Conseils pour la transcription d’actes d’après l’Ecole Nationale des Chartes

En aucun cas il ne faut moderniser la graphie d’un document.

Exceptions :
– les lettres i et u ayant valeur de consonne en principe transcrite par j et v

– les passages effacés, détruits ou accidentellement omis seront restitués. entre crochets ; en cas d’impossibilité, mettre des points de suspension entre crochets.

– les abréviations seront développées. Inutile de mettre les lettres restituées en évidence. En cas d’ambigüité garder la forme abrégée :
– Sr (sieur ou seigneur ?
– Mons (monsieur ou monseigneur ?)
– Me ( maître ou messire ?)
– certaines abréviations courantes peuvent être conservées
(led., lad).

– les mots agglutinés seront séparés.

– les mots séparés qui aujourd’hui sont agglutinés ne seront pas réunis.

– accentuation (distinguer trois périodes)
– jusqu’en 1580 : seul l’accent aigu sera utilisé sur la lettre
e mais pas sur les finales en -ee (né, nee, tombé, aprés,
procés, armee)
– de 1580 vers 1715 : accentuation des finales en -ée.
Accent grave sur a, e et u dans les expressions
monosyllabiques.
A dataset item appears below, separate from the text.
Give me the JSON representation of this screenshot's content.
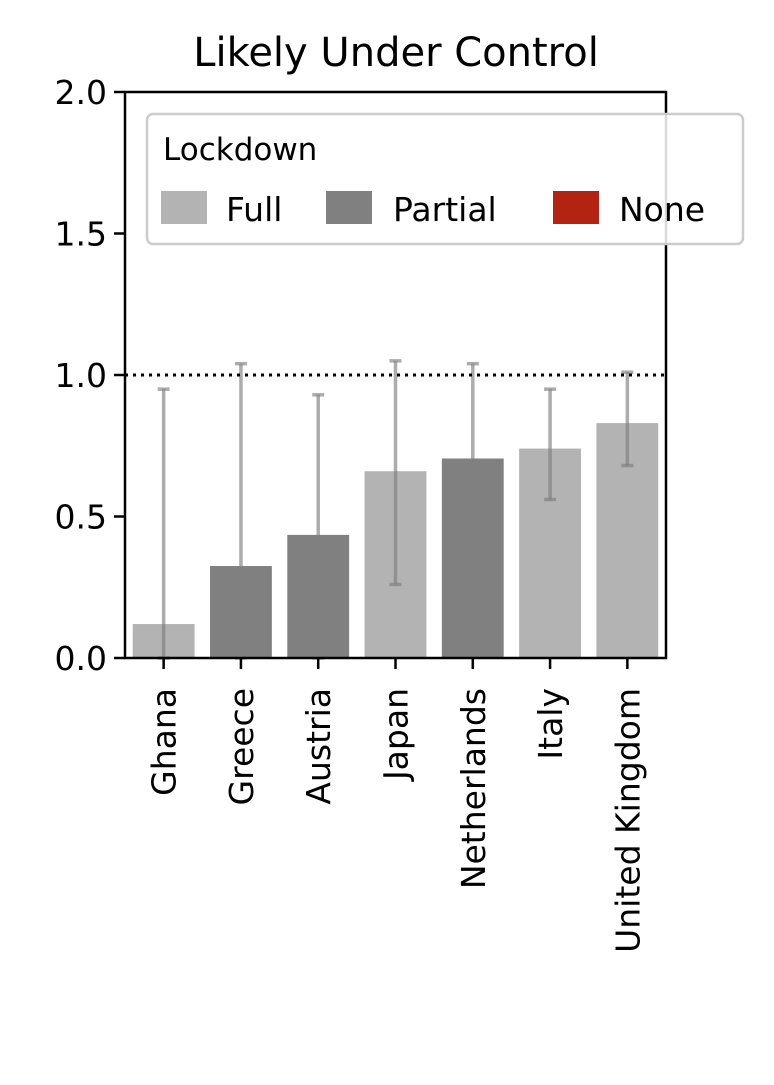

Pas d’accentuation du e à l’intérieur
d’un mot (née, armée, à, là, dès, lès, où, maniere,
pere, present).
– à partir du XVIIIe siècle, appliquer l’usage actuel

– autres signes typographiques (tréma, cédille, apostrophe) : appliquer l’usage actuel quitte à supprimer le tréma pour un mot qui n’en comporte plus.

– ponctuation, majuscules et minuscules : dans tous les cas appliquer les règles actuelles.

– alinéas : respecter la disposition du texte (ajout possible pour des textes trop compacts).